Baldi’s steakhouse is part of a striking ready-for-the-summer dining makeover at Waldorf Astoria Beverly Hills, which opened pan-Asian restaurant Gemma (with everything from crowd-pleasing butter chicken to har gow to lobster with Singaporean curry glass noodles) on its rooftop in May. And Baldi, who closed Edo Bites at Palisades Village after last year’s Palisades fire, understands revamps, renewal and rebirth more than most chefs.

His flagship E. Baldi in Beverly Hills is more popular than ever, even though it used to benefit from Hollywood expense-account budgets that no longer exist. What he realized along the way was that his restaurant had garnered a reputation as a power-lunch spot for the entertainment-industry elite, but that it was better to become a place for the masses.

“The restaurant has gained popularity with time,” Baldi says. “Before, it was more the business crowd. We’ve become more popular in the bigger picture. We get local clientele but also people from all over the world who are coming to Beverly Hills for a holiday.”

Baldi has long known that the restaurant business is inordinately challenging, but he’s eager to continue opening new restaurants while building on his legacy in Beverly Hills.

A spread of food.Baldi is using time-honored recipes to make some of the most soul-warming pasta dishes in Los Angeles. Jakob N. Layman

“There’s a saying my dad used to say all the time: ‘Even to your worst enemies, you wouldn’t want to convince them to open a restaurant,’” Baldi says. “Because the restaurant business is so difficult, right?”

Beverly Hills, for example, has seen the closure of prominent restaurants like Gucci Osteria da Massimo Bottura and Il Fornaio in the past year.

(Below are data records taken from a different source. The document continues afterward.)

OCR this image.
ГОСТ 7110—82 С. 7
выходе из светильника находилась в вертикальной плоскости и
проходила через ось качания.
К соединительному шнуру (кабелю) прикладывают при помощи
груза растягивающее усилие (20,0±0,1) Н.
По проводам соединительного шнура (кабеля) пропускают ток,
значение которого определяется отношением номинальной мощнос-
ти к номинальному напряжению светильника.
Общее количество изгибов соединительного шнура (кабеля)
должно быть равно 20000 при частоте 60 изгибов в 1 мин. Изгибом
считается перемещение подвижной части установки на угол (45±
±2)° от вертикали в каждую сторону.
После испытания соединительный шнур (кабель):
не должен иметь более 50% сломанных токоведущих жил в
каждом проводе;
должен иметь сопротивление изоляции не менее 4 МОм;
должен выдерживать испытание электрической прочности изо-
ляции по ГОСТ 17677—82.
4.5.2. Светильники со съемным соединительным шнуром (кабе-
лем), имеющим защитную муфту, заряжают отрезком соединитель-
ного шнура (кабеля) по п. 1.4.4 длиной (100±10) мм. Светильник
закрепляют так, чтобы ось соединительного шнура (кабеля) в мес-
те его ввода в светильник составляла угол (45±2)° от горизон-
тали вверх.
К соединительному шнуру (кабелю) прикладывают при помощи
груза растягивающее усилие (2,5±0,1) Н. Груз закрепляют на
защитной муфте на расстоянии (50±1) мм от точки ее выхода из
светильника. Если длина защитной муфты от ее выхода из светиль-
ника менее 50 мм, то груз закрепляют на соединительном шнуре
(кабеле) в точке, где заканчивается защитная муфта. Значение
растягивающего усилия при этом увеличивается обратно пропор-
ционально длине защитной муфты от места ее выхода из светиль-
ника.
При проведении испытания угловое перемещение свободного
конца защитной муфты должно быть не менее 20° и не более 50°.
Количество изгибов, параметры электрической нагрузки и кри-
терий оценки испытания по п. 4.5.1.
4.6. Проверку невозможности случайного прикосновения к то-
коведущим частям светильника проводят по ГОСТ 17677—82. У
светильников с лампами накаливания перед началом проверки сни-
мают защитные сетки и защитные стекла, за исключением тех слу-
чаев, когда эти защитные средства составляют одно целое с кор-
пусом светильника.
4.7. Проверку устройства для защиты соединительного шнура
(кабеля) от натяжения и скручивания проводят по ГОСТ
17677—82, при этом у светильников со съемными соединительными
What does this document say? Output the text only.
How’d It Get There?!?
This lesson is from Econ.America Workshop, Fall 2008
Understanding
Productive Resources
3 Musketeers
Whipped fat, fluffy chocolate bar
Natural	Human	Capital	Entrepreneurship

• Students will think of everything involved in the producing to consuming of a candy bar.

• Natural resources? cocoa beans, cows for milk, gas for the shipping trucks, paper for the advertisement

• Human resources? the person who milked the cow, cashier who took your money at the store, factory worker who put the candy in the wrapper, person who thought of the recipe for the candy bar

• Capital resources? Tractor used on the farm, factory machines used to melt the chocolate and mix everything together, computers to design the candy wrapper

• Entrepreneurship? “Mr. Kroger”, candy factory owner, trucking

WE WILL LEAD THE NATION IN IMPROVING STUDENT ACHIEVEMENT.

And Daniel Boulud never opened his planned Café Boulud in the area.

“L.A. right now is having a very hard time,” Baldi says. “You read it everywhere. Restaurants are closing, and it’s a very negative outlook for the short-term future of restaurants. I’m not going to lie and tell you that I was for sure going to be successful at this hotel. You always have your worries. You can have a very good restaurant, but that doesn’t mean it will be successful. But besides being a chef, I love to create and I love to design. I think there’s much more ahead for me. I’m really looking forward to the future.”

He’s also looking forward to digging deeper into his family history as he gives Los Angeles new experiences.

“My dad built this brick, a so-called barbecue that didn’t even really work that well,” Baldi says about the earliest influence for his steakhouse. “But we used to grill meat all the time on Sundays. It was really so simple, just a little bit of olive oil, toss it on the grill, and eat it with tomatoes and onions and cannellini beans. I went back to the simplicity of how I used to eat meat.”


Baldi is located at 9850 Wilshire Blvd, Beverly Hills, CA 90210, and is open daily from 5 p.m. to 10 p.m.